فَإِذَا خِفْتِ عَلَيْهِ فَأَلْقِيهِ فِي الْيَمِّ

“Dan apabila engkau khawatir terhadapnya maka hanyutkanlah dia ke Sungai (Nil).” (QS.Al-Qashas:7)

فَأَخَذْنَاهُ وَجُنُودَهُ فَنَبَذْنَاهُمْ فِي الْيَمِّ فَانظُرْ كَيْفَ كَانَ عَاقِبَةُ الظَّالِمِينَ

“Maka Kami Siksa dia (Fir‘aun) dan bala tentaranya, lalu Kami Lemparkan mereka ke dalam laut. (QS.Al-Qashas:40)

 

Jika kita perhatikan, didalam dua ayat ini ada kata Al-Yam yang bisa diartikan sebagai (laut/sungai yang besar). Tapi diantara keduanya ada kondisi dan nasib akhir yang berbeda.

Nabi Musa as berada pada kondisi lemah (karena beliau masih bayi), namun derasnya air tak bisa membahayakannya sedikitpun.

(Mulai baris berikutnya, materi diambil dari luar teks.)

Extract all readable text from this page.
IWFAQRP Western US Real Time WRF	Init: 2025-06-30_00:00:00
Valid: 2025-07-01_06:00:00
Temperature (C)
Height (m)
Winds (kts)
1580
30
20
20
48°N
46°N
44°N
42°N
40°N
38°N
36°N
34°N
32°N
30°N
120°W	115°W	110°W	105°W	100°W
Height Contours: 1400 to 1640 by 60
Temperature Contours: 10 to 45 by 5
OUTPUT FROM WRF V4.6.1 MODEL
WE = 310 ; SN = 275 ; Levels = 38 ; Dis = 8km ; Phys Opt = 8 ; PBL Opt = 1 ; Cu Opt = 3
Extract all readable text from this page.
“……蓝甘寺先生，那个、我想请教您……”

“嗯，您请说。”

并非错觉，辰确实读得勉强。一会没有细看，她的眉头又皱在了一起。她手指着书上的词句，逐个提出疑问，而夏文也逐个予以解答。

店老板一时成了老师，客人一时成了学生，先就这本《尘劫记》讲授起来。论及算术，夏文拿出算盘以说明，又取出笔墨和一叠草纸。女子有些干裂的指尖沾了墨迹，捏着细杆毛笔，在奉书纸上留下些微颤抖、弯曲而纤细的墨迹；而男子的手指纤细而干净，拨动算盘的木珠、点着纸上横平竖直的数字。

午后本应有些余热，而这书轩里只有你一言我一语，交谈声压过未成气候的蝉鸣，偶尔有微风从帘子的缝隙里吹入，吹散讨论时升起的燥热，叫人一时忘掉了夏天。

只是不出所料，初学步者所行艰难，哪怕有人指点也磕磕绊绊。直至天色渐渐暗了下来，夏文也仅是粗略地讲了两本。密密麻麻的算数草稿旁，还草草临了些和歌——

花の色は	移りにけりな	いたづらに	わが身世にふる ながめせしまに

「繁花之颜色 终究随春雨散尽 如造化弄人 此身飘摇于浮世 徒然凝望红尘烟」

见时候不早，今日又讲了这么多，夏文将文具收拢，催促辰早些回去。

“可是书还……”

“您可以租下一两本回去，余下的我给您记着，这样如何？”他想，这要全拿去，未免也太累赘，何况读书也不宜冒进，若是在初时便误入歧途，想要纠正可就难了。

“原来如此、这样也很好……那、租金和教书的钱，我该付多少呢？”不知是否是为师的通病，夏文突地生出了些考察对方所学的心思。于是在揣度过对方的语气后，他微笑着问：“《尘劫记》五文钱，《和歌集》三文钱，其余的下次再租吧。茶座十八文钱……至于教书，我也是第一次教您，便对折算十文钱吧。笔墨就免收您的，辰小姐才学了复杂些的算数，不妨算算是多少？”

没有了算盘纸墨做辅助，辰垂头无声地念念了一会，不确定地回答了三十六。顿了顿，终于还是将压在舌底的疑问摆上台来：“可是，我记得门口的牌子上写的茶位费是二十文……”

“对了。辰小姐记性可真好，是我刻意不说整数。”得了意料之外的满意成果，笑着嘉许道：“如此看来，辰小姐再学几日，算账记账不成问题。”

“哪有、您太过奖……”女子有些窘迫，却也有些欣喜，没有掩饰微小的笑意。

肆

Sementara Fir’aun berada pada puncak kekuatannya, namun semua kekuatan dan kehebatannya tak mampu menyelamatkannya dari derasnya air. Ia pun tenggelam bersama bala tentaranya.

Dari dua ayat ini, kita akan mendapatkan teori Al-Qur’an yang begitu dahsyat bahwa,

“Siapa yang bersama Allah pasti kuat bagaimanapun kelemahannya.

Dan yang tidak bersama Allah pasti lemah bagaimanapun kekuatannya.”